An apparently cursed tomb, containing the bodies of workers who built the Great Pyramid of Giza, has become open to the public after being off-limits for over 30 years.
Archaeologists have been grafting away at the tomb, which is reportedly 4,500 years old, in an area close to the pyramid.
According to legend, the ‘tribal mountain’ location was cursed by the workers’ boss so it would be protected from thieves.
Unfortunately, I cannot confirm whether or not this actually happened.
The Giza Plateau site was shut off from the public, being closed since 1990, thanks to the Press Office of the Ministry of Antiquities who wanted to boost tourism by cleaning the gaff up.
In his book, The Valley of the Golden Mummies, Egyptian archaeologist Zahi Hawass, reveals the warning left by the workers, according to The Sun.
All people who enter this tomb who will make evil against this tomb and destroy it, may the crocodile be against them in water and snakes against them on land.
May the hippopotamus be against them in water, the scorpion against them on land.
Fighting a hippopotamus just for nicking a few things?

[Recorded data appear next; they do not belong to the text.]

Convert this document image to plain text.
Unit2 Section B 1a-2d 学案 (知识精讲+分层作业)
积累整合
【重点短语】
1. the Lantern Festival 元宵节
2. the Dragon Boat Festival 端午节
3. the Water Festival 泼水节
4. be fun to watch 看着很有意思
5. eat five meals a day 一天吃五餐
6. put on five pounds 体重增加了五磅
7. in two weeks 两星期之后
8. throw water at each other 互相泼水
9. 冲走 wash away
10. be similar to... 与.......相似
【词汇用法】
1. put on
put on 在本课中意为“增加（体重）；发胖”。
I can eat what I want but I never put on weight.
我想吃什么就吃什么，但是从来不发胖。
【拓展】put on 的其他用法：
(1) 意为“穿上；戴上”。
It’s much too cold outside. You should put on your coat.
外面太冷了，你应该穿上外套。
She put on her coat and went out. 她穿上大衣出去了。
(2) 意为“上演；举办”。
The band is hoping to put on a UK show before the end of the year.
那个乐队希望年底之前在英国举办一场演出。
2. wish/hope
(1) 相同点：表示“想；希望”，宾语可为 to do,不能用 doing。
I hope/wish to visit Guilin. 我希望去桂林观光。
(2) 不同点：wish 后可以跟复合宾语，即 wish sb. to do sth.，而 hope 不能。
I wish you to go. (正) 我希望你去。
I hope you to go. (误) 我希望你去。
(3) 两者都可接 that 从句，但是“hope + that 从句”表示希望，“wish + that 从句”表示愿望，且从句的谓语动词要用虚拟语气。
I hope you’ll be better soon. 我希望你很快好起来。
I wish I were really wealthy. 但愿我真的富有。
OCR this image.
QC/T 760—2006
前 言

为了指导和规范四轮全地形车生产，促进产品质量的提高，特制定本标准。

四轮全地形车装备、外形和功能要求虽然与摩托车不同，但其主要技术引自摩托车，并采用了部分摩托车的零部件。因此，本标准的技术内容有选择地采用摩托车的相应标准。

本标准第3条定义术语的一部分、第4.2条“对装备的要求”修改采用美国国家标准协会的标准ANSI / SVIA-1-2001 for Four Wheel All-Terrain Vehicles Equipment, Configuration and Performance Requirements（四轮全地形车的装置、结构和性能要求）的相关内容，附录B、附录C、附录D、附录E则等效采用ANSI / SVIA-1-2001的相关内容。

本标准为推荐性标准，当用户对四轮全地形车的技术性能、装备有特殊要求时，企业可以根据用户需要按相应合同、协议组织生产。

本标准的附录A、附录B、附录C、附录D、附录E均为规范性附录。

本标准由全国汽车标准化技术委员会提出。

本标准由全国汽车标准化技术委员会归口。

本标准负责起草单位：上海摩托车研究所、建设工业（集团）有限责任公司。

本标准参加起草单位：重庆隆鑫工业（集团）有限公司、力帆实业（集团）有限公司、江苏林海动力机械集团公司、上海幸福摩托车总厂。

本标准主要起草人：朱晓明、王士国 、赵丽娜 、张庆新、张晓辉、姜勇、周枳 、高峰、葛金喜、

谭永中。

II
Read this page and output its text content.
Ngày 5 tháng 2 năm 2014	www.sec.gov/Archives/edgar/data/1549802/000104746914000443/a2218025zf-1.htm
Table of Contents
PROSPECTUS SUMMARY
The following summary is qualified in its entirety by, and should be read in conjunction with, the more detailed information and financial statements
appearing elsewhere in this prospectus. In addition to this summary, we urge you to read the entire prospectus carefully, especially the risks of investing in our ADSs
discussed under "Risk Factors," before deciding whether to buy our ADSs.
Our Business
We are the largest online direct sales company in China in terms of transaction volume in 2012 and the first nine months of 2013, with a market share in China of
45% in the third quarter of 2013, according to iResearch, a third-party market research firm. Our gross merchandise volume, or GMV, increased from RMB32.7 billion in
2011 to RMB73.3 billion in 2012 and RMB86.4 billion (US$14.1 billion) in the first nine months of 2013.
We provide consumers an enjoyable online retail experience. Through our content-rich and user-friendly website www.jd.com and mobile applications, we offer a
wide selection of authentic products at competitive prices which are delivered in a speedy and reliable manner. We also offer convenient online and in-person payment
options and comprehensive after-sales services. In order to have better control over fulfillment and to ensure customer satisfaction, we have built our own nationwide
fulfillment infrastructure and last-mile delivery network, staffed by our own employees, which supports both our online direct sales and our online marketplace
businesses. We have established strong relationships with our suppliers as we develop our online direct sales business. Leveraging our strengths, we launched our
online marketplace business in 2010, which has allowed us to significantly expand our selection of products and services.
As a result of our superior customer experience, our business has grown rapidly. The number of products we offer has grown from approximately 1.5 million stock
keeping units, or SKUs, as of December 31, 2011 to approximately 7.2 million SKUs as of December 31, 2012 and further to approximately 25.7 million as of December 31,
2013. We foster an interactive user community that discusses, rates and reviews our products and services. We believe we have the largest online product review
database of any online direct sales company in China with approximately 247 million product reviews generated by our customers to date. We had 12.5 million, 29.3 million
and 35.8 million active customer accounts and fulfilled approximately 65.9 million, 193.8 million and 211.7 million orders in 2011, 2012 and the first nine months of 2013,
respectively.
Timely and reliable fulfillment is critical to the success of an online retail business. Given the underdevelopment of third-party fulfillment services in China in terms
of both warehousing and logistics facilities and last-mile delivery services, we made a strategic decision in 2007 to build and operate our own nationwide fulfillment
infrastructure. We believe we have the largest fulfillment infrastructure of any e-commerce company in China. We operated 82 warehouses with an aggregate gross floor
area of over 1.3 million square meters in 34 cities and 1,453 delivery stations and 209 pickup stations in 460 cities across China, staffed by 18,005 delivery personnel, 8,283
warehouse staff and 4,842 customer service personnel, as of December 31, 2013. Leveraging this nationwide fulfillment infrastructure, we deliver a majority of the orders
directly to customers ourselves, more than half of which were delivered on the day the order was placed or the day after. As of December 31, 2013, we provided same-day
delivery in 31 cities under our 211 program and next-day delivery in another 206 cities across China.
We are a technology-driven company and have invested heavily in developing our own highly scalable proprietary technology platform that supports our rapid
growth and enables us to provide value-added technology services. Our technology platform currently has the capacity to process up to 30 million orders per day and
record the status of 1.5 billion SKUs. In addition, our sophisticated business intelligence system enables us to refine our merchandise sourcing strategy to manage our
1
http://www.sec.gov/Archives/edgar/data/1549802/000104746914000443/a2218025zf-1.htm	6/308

Not worth it. Not 4,500 years ago, not ever!
Until the erection of the Eiffel Tower in Paris in 1889, the Great Pyramid was the tallest structure ever made by human hands; a record it held for over 3,000 years.
The pyramid rises to a height of 479 feet (146 metres) with a base of 754 feet (230 metres) and is comprised of over two million blocks of stone.
Last month it was discovered the Ancient Egyptians built the Great Pyramid by transporting 170,000 tons of limestone in boats.
The 2.5 ton blocks were ferried through a system of revolutionary canals before arriving at an inland port, yards away from the base of the pyramid.